In 1950, to commemorate 40 years of Boy Scouting in the United States, Jack F. Whitaker, a Kansas City, Missouri businessman and council commissioner for our local Boy Scout council at the time, launched a program to erect copper statues, known as "little Sisters of Liberty". Mr. Whitaker originated this project after seeing a dedication of a Statue of Liberty replica made of chicken wire and concrete in Spirit Lake, Iowa.

 

Between 1949 and 1952, in towns across America, Boy Scouts dedicated more than 200 of the 8½ foot copper statues to emphasize Scouting’s 40th anniversary theme "Strengthen the Arm of Liberty." These statues were located on capitol grounds, courthouse lawns, and main streets; in city parks, schoolyards and libraries and at Boy Scout Camps.

 

Mr. Whitaker paid $3,500.00 to have an original mold made for the Statues and Friedley-Voshardt Company in Chicago made the stamped copper replicas.
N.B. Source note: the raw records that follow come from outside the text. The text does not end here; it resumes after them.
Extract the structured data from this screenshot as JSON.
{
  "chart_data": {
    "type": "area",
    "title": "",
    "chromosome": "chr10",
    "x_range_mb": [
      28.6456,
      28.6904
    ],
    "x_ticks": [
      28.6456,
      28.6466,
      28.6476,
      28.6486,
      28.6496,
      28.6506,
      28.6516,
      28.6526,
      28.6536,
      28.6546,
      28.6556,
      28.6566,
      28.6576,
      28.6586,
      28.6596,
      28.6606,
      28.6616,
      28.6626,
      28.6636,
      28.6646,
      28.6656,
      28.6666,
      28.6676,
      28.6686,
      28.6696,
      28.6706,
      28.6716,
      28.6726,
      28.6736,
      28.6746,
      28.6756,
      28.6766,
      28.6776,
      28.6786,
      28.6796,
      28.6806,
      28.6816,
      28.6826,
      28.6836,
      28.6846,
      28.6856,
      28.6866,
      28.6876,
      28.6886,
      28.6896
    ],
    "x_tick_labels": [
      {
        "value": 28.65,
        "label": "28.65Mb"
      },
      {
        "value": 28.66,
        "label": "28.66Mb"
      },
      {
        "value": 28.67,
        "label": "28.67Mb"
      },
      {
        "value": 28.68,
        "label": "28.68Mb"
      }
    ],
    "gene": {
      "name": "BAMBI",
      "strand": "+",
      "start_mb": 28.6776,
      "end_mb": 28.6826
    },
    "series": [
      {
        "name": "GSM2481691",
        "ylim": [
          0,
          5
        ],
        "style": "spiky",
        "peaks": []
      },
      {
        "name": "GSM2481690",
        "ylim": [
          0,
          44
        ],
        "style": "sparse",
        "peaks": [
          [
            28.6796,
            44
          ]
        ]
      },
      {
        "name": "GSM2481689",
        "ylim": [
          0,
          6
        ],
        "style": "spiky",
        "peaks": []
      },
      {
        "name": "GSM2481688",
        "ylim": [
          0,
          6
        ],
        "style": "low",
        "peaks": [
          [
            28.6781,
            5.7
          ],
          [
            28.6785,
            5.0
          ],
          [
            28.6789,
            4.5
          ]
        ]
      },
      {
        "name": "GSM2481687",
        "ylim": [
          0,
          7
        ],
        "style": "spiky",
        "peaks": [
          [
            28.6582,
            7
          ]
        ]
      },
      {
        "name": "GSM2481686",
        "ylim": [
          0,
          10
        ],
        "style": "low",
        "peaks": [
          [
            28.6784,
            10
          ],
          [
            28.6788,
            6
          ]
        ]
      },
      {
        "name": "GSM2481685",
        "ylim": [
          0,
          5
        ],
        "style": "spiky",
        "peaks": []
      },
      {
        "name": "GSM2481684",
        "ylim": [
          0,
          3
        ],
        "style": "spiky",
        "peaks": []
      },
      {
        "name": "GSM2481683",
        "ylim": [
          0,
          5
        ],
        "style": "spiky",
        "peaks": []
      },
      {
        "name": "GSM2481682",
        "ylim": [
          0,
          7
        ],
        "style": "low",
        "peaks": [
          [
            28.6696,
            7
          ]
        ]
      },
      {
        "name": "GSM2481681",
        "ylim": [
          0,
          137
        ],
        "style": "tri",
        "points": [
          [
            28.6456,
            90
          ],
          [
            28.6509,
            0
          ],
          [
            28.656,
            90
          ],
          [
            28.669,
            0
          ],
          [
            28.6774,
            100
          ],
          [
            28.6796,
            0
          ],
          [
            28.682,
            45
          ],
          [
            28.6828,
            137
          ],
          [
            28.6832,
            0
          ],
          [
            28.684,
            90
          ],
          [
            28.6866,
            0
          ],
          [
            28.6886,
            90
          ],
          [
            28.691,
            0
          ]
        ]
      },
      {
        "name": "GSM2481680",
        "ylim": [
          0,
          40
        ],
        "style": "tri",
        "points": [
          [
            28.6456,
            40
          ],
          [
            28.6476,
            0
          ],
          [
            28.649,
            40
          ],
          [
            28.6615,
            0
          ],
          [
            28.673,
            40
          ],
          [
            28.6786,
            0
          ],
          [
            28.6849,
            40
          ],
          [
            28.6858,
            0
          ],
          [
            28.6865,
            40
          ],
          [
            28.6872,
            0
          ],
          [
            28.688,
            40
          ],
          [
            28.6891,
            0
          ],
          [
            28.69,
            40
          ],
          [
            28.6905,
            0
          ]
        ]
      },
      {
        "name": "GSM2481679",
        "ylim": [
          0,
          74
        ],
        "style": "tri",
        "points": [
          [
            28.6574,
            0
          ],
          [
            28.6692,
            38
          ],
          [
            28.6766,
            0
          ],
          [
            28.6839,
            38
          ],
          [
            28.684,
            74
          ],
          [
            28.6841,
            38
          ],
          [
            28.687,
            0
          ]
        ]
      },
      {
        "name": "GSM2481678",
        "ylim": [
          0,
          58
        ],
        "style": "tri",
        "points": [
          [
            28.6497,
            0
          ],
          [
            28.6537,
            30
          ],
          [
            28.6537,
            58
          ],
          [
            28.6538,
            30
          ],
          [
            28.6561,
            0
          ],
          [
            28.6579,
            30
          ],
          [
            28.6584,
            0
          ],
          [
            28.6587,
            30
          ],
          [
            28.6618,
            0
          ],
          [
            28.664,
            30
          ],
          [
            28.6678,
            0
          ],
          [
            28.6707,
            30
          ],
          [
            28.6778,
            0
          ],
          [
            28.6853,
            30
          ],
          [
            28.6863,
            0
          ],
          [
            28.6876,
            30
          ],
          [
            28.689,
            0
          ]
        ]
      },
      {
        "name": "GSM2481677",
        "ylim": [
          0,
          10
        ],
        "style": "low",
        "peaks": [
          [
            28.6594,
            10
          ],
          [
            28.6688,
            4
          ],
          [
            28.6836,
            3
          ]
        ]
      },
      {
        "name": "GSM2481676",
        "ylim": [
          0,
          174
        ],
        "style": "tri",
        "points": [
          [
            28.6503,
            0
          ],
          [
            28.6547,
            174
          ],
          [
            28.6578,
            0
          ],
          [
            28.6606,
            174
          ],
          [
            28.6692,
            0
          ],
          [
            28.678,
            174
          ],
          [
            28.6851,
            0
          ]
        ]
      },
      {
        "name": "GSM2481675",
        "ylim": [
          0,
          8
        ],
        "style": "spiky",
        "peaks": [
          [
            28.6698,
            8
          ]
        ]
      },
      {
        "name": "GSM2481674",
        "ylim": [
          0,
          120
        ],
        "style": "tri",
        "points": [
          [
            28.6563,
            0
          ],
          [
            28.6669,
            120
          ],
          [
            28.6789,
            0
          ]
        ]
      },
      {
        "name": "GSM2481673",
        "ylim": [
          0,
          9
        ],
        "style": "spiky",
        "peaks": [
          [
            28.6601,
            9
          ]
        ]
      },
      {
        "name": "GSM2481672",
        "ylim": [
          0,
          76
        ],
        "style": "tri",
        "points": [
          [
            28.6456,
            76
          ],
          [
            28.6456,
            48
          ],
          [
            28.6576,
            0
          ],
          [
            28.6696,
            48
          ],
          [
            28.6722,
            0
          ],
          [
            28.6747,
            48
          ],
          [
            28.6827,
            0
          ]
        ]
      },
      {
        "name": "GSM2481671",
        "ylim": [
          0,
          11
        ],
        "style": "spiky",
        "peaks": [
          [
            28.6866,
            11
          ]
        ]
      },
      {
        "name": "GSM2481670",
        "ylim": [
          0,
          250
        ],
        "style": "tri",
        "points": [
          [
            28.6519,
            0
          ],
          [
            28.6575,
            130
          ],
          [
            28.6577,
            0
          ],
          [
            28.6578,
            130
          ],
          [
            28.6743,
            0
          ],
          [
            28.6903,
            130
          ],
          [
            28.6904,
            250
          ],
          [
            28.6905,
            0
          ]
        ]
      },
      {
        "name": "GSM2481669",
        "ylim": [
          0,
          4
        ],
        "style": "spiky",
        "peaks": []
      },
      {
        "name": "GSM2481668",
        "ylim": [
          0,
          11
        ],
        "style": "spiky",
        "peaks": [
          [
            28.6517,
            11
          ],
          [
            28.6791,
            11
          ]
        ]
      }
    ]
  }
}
Each statue contained more than 40 sheets of copper about the thickness of a nickel and sold for $300 to $350 to Scout troops who presented them to cities and towns in 39 states, Guam, Puerto Rico, the Canal Zone and the Philippines.

 

There are approximately 6 of these statues in the Kansas City area and one at the Bartle Scout Reservation.  One statue that has recently been restored is located at the Midwest Genealogy Center, 3440 South Lee’s Summit Road in Independence, MO. This statue was rededicated on June 21, 2008 and members of Cub Scout Pack 865 of St. Mark’s Catholic Church were involved in the ceremony.

 

As you celebrate the Fourth of July weekend, keep in mind the significance of the holiday and check out Scouting's connection to the Lady of Liberty on Ellis Island.